L’uchronie part d’un point de divergence dans notre temps pour imaginer une histoire différente si un événement important s’était déroulé autrement : victoire majeure d’une armée qui a historiquement perdu, assassinat d’un personnage important… (un peu comme dans Retour vers le Futur). À ceci près que, dans le steampunk, le point de divergence est toujours la révolution industrielle du 19e siècle.

 

Il n’innove donc pas, mais recycle des éléments du passé connu. C’est aussi une des raisons pour lesquelles on y croise beaucoup de personnages qui ont réellement existé : les romans steampunk sont bourrés de clins d’œil à l’histoire politique, militaire et scientifique. Et on les apprécie d’autant plus qu’on la connaît bien.

 

 

Le steampunk dans les jeux

Dans le domaine du jeu de rôle sur table, Space 1889 est un pionnier du genre : l’action se déroule à la fin d’un 19e siècle où l’on aurait maîtrisé le voyage spatial.

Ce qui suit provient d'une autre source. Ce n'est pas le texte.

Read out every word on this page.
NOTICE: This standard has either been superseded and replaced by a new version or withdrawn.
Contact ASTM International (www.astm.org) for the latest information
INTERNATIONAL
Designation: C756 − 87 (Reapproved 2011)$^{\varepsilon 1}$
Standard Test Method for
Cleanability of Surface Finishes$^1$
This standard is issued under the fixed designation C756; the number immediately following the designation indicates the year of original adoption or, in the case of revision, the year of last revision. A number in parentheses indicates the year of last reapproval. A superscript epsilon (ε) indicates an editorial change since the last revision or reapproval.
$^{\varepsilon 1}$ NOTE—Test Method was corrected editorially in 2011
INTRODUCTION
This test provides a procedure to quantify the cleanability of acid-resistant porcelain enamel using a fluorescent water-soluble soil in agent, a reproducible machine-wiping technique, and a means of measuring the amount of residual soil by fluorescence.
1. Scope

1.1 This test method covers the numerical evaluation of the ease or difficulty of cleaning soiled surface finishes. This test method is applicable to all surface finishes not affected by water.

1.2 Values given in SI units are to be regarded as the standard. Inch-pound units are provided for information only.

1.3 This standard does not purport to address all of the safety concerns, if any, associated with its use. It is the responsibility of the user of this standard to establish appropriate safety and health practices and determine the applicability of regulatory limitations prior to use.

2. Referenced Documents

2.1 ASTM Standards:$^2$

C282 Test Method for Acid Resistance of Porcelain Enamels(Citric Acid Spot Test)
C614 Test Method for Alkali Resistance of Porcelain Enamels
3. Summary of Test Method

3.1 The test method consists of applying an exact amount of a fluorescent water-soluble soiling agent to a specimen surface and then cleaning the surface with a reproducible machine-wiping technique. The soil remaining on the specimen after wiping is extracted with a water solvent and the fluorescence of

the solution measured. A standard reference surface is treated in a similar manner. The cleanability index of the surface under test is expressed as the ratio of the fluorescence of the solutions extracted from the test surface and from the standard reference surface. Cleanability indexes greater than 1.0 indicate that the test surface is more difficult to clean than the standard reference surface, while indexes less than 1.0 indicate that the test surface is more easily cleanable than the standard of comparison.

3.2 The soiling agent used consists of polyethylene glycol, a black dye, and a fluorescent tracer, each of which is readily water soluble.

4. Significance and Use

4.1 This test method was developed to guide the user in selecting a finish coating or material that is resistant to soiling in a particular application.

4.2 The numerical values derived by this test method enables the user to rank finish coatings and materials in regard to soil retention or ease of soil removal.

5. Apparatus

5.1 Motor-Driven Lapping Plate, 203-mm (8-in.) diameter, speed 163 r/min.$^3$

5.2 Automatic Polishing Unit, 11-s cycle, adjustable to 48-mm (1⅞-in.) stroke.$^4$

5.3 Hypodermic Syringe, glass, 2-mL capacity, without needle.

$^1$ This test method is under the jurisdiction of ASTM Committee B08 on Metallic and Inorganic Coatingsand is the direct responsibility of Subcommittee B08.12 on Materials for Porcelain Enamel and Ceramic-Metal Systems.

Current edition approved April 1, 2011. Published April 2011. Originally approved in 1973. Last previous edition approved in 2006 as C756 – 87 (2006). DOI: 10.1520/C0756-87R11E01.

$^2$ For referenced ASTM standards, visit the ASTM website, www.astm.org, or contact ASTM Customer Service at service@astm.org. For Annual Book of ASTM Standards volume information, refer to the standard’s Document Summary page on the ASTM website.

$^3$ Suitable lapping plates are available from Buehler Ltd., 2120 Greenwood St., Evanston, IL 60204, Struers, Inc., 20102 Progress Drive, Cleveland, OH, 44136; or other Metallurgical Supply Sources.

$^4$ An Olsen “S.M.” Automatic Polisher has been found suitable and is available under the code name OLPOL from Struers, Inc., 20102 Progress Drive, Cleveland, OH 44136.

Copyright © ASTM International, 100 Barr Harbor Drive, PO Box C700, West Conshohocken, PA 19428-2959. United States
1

Le jeu de rôle Les Royaumes d’acier est lui aussi très orienté steampunk, dans un monde où la technologie à vapeur côtoie la magie.

Sur console et PC, bien que moins marqué steampunk, le jeu Fallout est un exemple de jeu uchronique ou « rétrofuturiste ». Les ingénieurs gnomes et gobelins de World of Warcraft sont eux aussi clairement inspirés du steampunk.

 

 

Wells et Verne, les précurseurs

Bien que le terme n’existait pas à leur époque, les fondateurs historiques du steampunk sont essentiellement les écrivains Jules Verne, Herbert G. Wells et Rosny aîné.

La Machine à explorer le temps de Wells est reconnue comme fondatrice, car le thème de la Time Machine sera largement exploité par les romans steampunk modernes : dans Les Voies d’Anubis, par exemple, elle permet au héros de retourner à l’époque victorienne. D’autres ouvrages (Morlock Night, Les Vaisseaux du temps) se présentent comme des suites au roman de Wells.